İİK’nın 82/1.maddesinin 4.bendi ve 82/2. maddesine göre, "Borçlu çiftçi ise, kendisinin ve ailesinin geçimi için zaruri olan arazi, çift hayvanları, nakil vasıtaları, diğer eklenti ve ziraat aletleri…." haczedilemez. Borçlunun bu maddeden yararlanabilmesi için asıl mesleğinin çiftçilik olması ve bilfiil bu işi yapması gerekir. Anılan maddeye göre haczedilmemesi gereken taşınır ve taşınmaz malları ve miktarları tespit edilirken, borçlunun ve ailesinin geçimi için zorunlu olup olmadığı ile tarımsal faaliyetini sürdürebilmesi için gerekli olup olmadığı hususunun gözönünde tutulması gerekmektedir. Traktör de bir ziraat aletidir ve haczi konusunda da belirtilen bu ilke geçerlidir.Bu gün ülkemizde kara sabanla çiftçilik yapan çok az sayıda insan kalmıştır.Kara saban çağdaş bir tarım aleti olmadığı gibi hayvanlarla nakil yapılması da çağdaş bir yöntem değildir.Bu itibarla teknolojideki gelişmeler nedeniyle verimliliği, kaliteyi ve kârlılığı arttıran, ekonomik hayata artı değerler kazandıran makinelerde çiftçilerimiz için bir ihtiyaçtır. İİK.’nun 82.maddesinin 2.fıkrası gereğince ekonomik hayatın sürekliliği, borçların bir an evvel ödenmesi, çiftçinin kendisinin ve ailesinin sağlık içinde yaşamlarını sürdürebilmesi, çiftçilik mesleğinin devamı için zorunlu, vazgeçilmez, çağın koşullarına uygun alet, edevat, makine ve benzer vasıtaların makul kıstaslar dahilinde haczedilmezlik kuralı kapsamında değerlendirmesi gerekmektedir.

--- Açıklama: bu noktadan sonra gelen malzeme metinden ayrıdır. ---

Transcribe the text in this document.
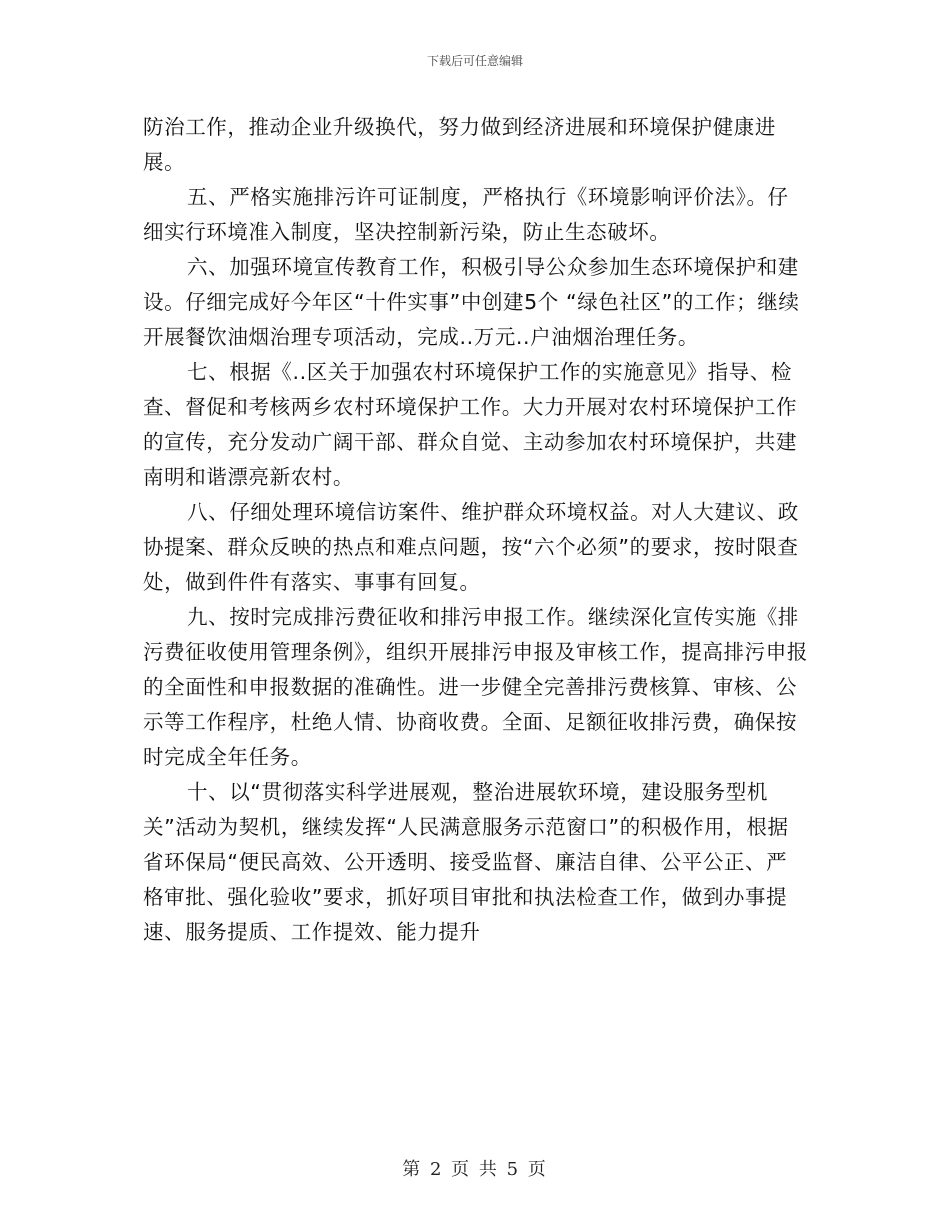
下载后可任意编辑

防治工作，推动企业升级换代，努力做到经济进展和环境保护健康进展。

五、严格实施排污许可证制度，严格执行《环境影响评价法》。仔细实行环境准入制度，坚决控制新污染，防止生态破坏。

六、加强环境宣传教育工作，积极引导公众参加生态环境保护和建设。仔细完成好今年区“十件实事”中创建5个 “绿色社区”的工作；继续开展餐饮油烟治理专项活动，完成..万元..户油烟治理任务。

七、根据《..区关于加强农村环境保护工作的实施意见》指导、检查、督促和考核两乡农村环境保护工作。大力开展对农村环境保护工作的宣传，充分发动广阔干部、群众自觉、主动参加农村环境保护，共建南明和谐漂亮新农村。

八、仔细处理环境信访案件、维护群众环境权益。对人大建议、政协提案、群众反映的热点和难点问题，按“六个必须”的要求，按时限查处，做到件件有落实、事事有回复。

九、按时完成排污费征收和排污申报工作。继续深化宣传实施《排污费征收使用管理条例》，组织开展排污申报及审核工作，提高排污申报的全面性和申报数据的准确性。进一步健全完善排污费核算、审核、公示等工作程序，杜绝人情、协商收费。全面、足额征收排污费，确保按时完成全年任务。

十、以“贯彻落实科学进展观，整治进展软环境，建设服务型机关”活动为契机，继续发挥“人民满意服务示范窗口”的积极作用，根据省环保局“便民高效、公开透明、接受监督、廉洁自律、公平公正、严格审批、强化验收”要求，抓好项目审批和执法检查工作，做到办事提速、服务提质、工作提效、能力提升

第 2 页 共 5 页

Bu nedenle İİK.’nun 82/2.maddesi gereğince traktörün de çiftçiler için zorunlu nakil ve ziraat aleti olduğu ve haczedilmezlik kuralına göre değerlendirilmesi gerektiği konusunda Dairemizde yeniden oluşan görüş doğrultusunda içtihat değişikliğine gitmek gerekmiştir.

Bir traktörün borçlunun haline uygun olup olmadığı adı geçenin haciz anındaki sosyal durumuna ve borçlu ile ailesinin ihtiyaçlarına göre belirlenir. Buradaki "aile" terimi, geniş anlamda olup, borçlu ile birlikte aynı çatı altında yaşayan, bakmakla yükümlü olduğu kişileri kapsar. Mahkemece, şikayetçinin çiftçilik mesleğini devam ettirebilmesi için bu mesleği icra ettiği arazinin miktar ve vasfı da dikkate alınarak traktöre ihtiyacı olup olmadığı, ihtiyacı varsa şikayete konu traktörün kıymeti ve borçlunun haline münasip traktörü temin etmesi için gerekli bedel bilirkişilere tespit ettirildikten sonra, haczedilen traktörün kıymeti bundan fazla ise satılmasına karar verilmeli ve satış bedelinden yukarıda nitelikleri belirlenen traktör için gerekli olan miktar borçluya bırakılmalı, kalanı alacaklıya ödenmelidir. Bu kıstasları aşan nitelik ve evsaftaki traktör ise maddede öngörülen amaca aykırıdır. Borçlunun büyük ölçekte tarım arazisine sahip olması çok sayıda traktöre sahip olmasını gerektirmediği gibi çok vasıflı ve birden fazla traktöre sahip olması da maddenin amacına aykırıdır.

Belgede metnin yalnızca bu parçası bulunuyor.